I’ve recently had the pleasure of developing a new piece for two solo performers at the same time. In this project, I worked with Liam Byrne, viola da gamba, and Émilie Girard-Charest, cello. Both performers received the same instructions, but the result is quite different.
Cousins explores the idea of these two instruments as related-but-different—twisted bloodlines, voices behind walls, overgrown forests… that sort of thing.
Liam has premiered his version of the piece in Bristol on October 12 at Glitch, and Émilie will premiere hers in Argentina at the end of the month. Then, in November, we will all get together in Berlin and see if we can make it into a solo. How exciting!
This summer I will be returning to the work of Éliane Radigue for a new article for TEMPO. I will be researching Éliane’s amazing work in the context of other practitioners—both composers and performers—who also work in an orally-transmitted compositional setting. Once again I will focus on interviews with performers to provide the majority of the content of the article. This will be published in Dec. 2019.
Hopefully alongside I will be working with at least one new soloist on a new living score. Word on the street is that I may be collaborating with the fabulous Liam Byrne (viola da gamba) and Émilie Girard-Charest (cello)… rumour has it there may even be a Bristol performance in the pipeline!
I am very pleased to announce that I will be presenting a new piece and paper at TENOR 2019 in Melbourne, Australia. In July 2019 I will be heading to Monash University to work with Decibel New Music Ensemble on a new piece. This will be another impossible roller coaster piece and, for the first time, I’ll be presenting some written research alongside it.
In a fantastic turn of events, I’m learning how I can export roller coaster track as CVS files. This means that I can effectively turn a roller coaster into data. This is quite fun, because it means that now I can manipulate numbers (in ways that are much more difficult in the hand-built nature of the editor) and import them back as track.
I’m currently experimenting with algorithmically generating roller coaster track. I guess my goal is to make an even more impossible track… something that defies all expectations. Below are a few examples of some initial attempts at building tracks using data manipulation rather than hand-building techniques.
Check out a recorded livestream of my University of Oxford lecture from November 2018.
I am very lucky to have received funding from the Canada Council for the Arts to continue my research on the intersection of impossible roller coasters and music. This will take the form of two projects. The first will be a work for TAK Ensemble. In this piece, I will create a roller coaster accompaniment to a piece of chamber music. In the second piece, written for Decibel New Music in Melbourne, I will create a video score for the ensemble.
I’m feeling very fortunate to be working on something that is essentially a childhood dream of mine!

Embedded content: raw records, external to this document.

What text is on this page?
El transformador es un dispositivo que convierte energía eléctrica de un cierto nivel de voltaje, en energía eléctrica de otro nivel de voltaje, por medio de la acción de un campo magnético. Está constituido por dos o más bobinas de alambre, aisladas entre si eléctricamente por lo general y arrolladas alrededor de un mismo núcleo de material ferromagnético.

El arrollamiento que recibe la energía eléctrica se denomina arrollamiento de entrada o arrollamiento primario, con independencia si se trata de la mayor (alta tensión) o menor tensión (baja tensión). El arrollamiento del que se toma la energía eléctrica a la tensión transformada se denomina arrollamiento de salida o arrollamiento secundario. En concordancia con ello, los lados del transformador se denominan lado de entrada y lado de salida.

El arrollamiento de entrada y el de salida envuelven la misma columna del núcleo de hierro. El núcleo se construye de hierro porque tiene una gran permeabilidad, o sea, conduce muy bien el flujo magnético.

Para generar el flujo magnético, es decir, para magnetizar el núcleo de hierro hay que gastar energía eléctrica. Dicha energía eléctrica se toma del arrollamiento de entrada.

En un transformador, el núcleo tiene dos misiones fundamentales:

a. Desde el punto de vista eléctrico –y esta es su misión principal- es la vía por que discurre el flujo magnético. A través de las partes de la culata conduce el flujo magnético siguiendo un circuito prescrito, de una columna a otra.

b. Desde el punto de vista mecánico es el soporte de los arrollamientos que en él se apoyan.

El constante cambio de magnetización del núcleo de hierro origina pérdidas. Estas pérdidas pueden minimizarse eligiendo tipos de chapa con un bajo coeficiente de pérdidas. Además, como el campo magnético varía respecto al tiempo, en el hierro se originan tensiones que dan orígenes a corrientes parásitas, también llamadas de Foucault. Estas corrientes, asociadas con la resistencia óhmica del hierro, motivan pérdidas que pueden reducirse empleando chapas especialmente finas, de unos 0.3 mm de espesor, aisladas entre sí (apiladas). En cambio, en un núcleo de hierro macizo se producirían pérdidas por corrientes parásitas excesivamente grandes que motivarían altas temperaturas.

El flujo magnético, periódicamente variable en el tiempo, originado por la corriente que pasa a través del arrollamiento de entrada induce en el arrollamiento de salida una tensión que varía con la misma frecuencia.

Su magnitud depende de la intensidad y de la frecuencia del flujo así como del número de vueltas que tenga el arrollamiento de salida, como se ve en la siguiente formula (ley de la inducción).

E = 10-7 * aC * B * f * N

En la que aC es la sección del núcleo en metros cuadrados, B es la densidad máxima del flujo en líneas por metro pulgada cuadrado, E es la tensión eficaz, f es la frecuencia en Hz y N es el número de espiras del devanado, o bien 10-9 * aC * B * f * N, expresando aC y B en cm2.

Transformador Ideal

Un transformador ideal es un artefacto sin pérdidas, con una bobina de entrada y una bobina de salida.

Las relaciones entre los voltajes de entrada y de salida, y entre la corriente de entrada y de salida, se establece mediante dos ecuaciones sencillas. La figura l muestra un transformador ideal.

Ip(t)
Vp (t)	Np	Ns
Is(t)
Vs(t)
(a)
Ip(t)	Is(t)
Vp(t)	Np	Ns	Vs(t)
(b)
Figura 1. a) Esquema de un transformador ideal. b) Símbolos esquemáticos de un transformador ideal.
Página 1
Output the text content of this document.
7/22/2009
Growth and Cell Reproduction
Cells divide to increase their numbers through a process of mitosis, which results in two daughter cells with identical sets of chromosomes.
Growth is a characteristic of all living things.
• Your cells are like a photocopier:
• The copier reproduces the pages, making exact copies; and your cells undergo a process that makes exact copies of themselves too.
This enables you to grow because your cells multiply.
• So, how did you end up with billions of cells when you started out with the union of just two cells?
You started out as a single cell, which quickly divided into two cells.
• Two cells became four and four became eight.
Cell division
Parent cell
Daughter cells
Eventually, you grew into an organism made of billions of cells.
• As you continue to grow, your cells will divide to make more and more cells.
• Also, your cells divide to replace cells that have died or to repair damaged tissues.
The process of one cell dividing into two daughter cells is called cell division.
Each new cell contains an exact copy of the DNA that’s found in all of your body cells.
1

I have been featured in Musicworks Issue 132 in a lovely piece written by Heather Roche. In her article, Heather discusses collaborating with me on an orally-transmitted composition entitled A Hushed Workshop. She really gets to the heart of working in a pretty unusual manner. The article also features a few excellent (heavily edited) photos by Sam Walton, as well as a gorgeous recording of the piece care of Simon Reynell (of Another Timbre).
James Saunders, Tim Parkinson, and Michael Duch will be touring a new piece I have created for them, String Trio #1. This piece is pretty similar to my String Quartet #1, except that it is a transcription of a piano, violin, and double bass trio (not exactly a string trio… but I like the continuity in names). Parkinson/Saunders/Duch will play the piece in a few different places. If you’re in Norway, be sure to check it out!